One of the oddest “war-torn country has better technology than we do in Canada” moments of our trip was when we checked into the thoroughly modern Hotel Ana in Gospić and found a television with over 300 channels on it.
Being western-o-centric as I am, I assumed this would necessarily include the U.S. networks, the U.S. cable channels, and perhaps some of the BBC and other English-language networks.
I was wrong.
There was CNN International. And BBC World. And the international service of an Egyptian network. And that was it for English language television.
Everything else — the balance of the 300-odd channels — was in Croatian, Italian, German, French, Arabic, Russian, or one of untold other languages. There was incredible variety, and with the exception of a couple of subtitled episodes of Mad About You, it was all original non-U.S. television.
Now of course you can only watch so much television in Arabic, as a non-Arabic speaker, before you get overwhelmed by a lack of ability to understand. So I can’t say as though we watched a lot of television that night (although we did get sucked into watching the Italian version of Who Wants to Be a Millionaire).
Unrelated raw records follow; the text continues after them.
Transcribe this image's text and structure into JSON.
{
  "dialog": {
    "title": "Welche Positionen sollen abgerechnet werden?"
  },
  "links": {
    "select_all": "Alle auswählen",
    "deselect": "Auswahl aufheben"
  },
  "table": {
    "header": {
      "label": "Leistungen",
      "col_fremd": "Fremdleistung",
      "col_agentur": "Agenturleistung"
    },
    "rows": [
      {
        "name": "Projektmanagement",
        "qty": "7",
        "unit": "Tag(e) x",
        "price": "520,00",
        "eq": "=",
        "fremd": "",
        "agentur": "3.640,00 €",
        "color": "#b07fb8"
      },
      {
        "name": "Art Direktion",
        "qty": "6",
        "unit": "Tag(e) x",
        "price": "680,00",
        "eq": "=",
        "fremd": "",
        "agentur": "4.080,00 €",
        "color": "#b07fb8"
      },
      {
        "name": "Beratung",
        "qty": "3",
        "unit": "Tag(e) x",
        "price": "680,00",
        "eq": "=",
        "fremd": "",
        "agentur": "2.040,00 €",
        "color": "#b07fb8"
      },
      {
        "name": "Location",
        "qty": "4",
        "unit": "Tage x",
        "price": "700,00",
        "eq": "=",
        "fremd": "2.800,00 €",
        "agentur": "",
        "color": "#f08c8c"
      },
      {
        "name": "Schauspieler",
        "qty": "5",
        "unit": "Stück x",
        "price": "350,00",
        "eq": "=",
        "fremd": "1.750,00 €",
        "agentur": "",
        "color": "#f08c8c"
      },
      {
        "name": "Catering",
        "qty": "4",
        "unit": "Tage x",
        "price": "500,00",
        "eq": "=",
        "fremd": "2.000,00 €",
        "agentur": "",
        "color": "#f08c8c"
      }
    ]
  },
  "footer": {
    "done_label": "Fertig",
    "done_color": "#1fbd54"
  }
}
But I did come to understand just how much my view of television is biased towards thinking of it as an American invention with primarily American content. Something that is only reinforced by our short-sighted Canadian policy of forcing Canadians to only watch Canadian television (or American television with a Canadian veneer). By working to buttress our own culture against the elephant of America, we have, perhaps inadvertently, filtered out the rest of the world too.
On this note: I swear that I came across an ad, perhaps in Ljubljana, for a paperback-sized device that allowed one to receive digital television, anywhere in the world, over broadband. But I’ve had no luck in finding references to such a device now that I’m home. If anyone knows what I saw, I’d welcome a pointer.